- Family member has 720p webcam
- Family member buys shiny new 1080p webcam
- Family member plugs in shiny new webcam and gives me a videocall to test it
- New camera works flawlessly. I get to keep the old 720p cam. Yippee!!
…BUT THEN
- Family member goes to the website listed on camera’s packaging and clicks the big blue download button
- download button installs custom usb driver and companion app
- companion app has twenty quadrillion toggles and dials spread across fifty billion tabs and sub menus. Family member spends all evening twiddling with it.
- No matter what, the image looks like crap. Too bright, but not enough contrast. Worse than it did originally.
- next day family member asks for his old 720p webcam back, I get to keep the 1080p webcam
I’m happy with my new webcam so I’m not complaining, but why do people do this?? Why do manufacturers make these shitty custom driver? The whole point of USB is to be plug-and-play without any custom software.

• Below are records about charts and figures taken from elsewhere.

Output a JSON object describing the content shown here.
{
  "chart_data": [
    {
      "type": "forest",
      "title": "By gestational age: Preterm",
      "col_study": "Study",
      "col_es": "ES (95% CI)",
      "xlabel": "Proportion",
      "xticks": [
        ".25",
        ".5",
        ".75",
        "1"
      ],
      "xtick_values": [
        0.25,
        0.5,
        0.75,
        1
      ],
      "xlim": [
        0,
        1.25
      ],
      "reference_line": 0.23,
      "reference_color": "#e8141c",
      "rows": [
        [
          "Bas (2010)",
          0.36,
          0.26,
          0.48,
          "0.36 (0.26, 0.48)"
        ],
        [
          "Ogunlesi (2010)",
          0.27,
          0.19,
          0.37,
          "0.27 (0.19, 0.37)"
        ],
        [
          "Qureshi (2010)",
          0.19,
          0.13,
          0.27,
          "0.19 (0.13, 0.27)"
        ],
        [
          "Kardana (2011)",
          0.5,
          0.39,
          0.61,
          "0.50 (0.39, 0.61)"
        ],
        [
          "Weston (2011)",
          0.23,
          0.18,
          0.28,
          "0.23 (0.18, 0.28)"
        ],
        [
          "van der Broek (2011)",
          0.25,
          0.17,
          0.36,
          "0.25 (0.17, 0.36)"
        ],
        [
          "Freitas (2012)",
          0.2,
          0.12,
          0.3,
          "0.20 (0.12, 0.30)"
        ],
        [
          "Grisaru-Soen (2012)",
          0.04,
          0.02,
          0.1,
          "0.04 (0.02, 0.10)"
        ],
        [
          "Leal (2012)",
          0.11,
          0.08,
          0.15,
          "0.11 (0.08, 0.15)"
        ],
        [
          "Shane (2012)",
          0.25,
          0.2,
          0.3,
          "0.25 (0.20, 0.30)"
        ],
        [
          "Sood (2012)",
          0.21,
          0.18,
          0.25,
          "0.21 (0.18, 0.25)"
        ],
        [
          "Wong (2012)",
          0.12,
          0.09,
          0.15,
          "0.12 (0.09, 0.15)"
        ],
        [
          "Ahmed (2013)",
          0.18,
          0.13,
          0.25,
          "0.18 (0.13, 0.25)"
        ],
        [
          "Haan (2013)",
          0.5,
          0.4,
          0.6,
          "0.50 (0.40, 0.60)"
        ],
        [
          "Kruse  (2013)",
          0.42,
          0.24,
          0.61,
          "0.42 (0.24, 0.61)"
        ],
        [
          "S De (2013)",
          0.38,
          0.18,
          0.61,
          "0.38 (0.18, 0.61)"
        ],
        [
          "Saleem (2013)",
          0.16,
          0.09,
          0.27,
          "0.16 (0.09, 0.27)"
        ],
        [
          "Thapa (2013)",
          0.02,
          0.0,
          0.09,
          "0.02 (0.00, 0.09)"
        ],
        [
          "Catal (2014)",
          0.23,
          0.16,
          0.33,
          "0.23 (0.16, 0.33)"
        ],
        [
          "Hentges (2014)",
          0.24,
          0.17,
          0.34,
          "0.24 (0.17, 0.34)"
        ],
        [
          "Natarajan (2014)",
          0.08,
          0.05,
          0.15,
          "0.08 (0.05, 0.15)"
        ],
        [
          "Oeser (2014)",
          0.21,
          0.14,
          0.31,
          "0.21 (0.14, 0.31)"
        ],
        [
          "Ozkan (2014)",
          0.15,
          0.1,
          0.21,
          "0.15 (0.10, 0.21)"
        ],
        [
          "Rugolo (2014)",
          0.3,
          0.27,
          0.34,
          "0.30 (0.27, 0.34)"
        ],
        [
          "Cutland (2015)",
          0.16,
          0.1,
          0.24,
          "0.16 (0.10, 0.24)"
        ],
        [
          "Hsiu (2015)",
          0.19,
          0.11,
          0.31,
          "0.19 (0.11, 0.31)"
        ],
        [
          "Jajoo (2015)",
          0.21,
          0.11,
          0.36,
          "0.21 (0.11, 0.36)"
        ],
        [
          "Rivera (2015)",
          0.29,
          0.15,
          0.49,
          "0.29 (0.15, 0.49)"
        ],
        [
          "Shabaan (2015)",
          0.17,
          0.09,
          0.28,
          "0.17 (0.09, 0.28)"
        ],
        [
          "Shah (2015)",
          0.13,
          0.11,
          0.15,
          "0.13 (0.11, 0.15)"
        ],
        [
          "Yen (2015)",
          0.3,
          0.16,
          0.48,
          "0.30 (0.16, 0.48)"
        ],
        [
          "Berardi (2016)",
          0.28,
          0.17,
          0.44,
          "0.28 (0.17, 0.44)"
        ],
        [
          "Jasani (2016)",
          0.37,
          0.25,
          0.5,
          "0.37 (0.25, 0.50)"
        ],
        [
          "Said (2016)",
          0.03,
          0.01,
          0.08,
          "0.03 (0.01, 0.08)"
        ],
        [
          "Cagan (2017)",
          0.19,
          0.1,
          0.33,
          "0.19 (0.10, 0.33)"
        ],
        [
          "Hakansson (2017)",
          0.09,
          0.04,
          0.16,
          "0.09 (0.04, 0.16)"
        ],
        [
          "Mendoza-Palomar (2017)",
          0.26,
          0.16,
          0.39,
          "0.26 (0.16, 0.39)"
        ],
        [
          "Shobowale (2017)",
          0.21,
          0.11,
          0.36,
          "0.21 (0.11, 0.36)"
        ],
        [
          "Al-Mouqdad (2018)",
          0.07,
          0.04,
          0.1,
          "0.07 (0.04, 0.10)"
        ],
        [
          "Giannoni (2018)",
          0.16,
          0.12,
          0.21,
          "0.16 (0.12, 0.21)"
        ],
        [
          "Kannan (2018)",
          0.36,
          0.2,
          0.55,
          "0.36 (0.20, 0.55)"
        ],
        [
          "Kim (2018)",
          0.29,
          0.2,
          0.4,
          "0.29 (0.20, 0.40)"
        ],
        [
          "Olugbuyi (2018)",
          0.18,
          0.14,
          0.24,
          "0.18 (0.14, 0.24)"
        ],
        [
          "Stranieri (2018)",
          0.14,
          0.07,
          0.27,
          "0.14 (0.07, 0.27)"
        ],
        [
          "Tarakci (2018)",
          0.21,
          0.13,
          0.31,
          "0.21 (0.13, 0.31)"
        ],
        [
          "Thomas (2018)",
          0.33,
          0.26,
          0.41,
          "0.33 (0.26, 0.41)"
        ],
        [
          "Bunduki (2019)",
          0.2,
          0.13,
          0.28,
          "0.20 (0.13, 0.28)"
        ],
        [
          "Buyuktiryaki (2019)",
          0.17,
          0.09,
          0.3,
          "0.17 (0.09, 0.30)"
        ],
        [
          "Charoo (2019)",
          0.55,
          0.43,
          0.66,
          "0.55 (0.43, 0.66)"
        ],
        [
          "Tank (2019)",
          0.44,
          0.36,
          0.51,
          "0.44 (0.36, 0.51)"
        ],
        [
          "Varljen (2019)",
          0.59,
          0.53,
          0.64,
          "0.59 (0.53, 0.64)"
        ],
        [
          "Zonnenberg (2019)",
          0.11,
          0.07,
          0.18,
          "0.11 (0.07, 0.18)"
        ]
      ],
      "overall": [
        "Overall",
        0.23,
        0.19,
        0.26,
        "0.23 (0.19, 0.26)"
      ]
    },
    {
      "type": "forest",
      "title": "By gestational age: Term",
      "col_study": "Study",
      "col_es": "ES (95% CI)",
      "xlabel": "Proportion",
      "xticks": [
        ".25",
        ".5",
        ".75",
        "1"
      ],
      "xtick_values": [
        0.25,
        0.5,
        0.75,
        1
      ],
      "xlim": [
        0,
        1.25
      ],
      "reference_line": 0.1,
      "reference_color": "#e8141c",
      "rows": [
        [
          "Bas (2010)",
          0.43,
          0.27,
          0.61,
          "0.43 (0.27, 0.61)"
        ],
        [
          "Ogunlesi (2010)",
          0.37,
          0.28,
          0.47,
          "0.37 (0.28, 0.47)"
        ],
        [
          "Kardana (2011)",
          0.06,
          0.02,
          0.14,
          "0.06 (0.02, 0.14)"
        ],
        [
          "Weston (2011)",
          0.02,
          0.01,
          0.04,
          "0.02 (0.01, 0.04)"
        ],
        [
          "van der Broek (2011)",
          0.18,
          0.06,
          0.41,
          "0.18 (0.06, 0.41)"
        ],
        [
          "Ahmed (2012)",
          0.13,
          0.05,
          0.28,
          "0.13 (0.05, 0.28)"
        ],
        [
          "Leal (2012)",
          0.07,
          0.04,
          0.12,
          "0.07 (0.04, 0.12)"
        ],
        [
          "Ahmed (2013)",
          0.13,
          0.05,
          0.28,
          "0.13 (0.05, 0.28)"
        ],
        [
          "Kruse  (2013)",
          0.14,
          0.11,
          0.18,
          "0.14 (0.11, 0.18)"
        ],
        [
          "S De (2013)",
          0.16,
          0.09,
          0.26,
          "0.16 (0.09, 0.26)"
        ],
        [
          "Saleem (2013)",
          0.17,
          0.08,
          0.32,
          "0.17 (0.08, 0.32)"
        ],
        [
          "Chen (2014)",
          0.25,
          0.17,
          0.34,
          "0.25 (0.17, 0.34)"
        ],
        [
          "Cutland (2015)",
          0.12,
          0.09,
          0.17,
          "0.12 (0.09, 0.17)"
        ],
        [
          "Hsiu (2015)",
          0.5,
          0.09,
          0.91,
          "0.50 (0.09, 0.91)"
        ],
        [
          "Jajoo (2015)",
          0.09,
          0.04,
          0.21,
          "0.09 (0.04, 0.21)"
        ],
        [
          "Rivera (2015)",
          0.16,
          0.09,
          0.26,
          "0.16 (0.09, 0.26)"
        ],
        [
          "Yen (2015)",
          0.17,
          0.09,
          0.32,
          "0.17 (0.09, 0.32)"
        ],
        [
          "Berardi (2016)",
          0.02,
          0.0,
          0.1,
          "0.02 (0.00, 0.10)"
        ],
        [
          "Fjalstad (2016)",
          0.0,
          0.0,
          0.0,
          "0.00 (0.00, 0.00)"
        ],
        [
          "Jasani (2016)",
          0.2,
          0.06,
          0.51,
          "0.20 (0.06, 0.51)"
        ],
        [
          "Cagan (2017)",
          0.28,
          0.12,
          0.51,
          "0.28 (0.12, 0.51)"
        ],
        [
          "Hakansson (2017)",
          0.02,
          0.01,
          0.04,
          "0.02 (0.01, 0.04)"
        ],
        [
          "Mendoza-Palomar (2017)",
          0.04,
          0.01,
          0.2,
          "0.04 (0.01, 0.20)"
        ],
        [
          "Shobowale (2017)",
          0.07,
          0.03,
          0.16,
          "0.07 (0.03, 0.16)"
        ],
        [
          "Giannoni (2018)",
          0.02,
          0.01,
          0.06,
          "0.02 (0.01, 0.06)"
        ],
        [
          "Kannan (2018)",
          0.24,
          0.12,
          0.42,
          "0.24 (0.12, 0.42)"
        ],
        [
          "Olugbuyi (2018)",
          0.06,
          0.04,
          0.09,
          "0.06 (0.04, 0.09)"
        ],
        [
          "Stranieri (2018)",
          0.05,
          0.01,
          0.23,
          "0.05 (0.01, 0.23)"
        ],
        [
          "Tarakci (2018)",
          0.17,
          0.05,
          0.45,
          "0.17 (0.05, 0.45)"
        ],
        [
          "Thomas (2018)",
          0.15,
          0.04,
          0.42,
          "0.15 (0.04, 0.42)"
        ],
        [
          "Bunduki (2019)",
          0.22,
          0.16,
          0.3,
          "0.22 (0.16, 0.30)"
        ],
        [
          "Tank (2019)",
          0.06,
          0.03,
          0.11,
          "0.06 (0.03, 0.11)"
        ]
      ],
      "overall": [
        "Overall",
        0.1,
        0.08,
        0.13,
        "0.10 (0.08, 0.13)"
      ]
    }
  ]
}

And I hate how windows did everything it could to enable that shit, too. Like I’ve had devices (specifically wireless headphones and mice) that worked fine when plugged in, and then suddenly some installer pops up by the company that made the device because windows is all too happy to automatically run shit when you plug a device in. I hope there’s at least some kind of authentication back end where it recognizes a device ID and grabs the installer like that, but I suspect that it just uses a standardized way to grab an url and just runs whatever is on the other side of that.
Should have switched autorun anything to default off after the Sony rootkits over twenty fucking years ago. It should have never even been a thing in the first place, since viruses on floppies existed before CDs (where autorun first showed up) even existed.
Pretty sure that that goes through windows update and requires an EV cert and a conversation with Microsoft not just passing a URL
Yeah, would make sense, they just aren’t filtering the things I’d filter during that conversation.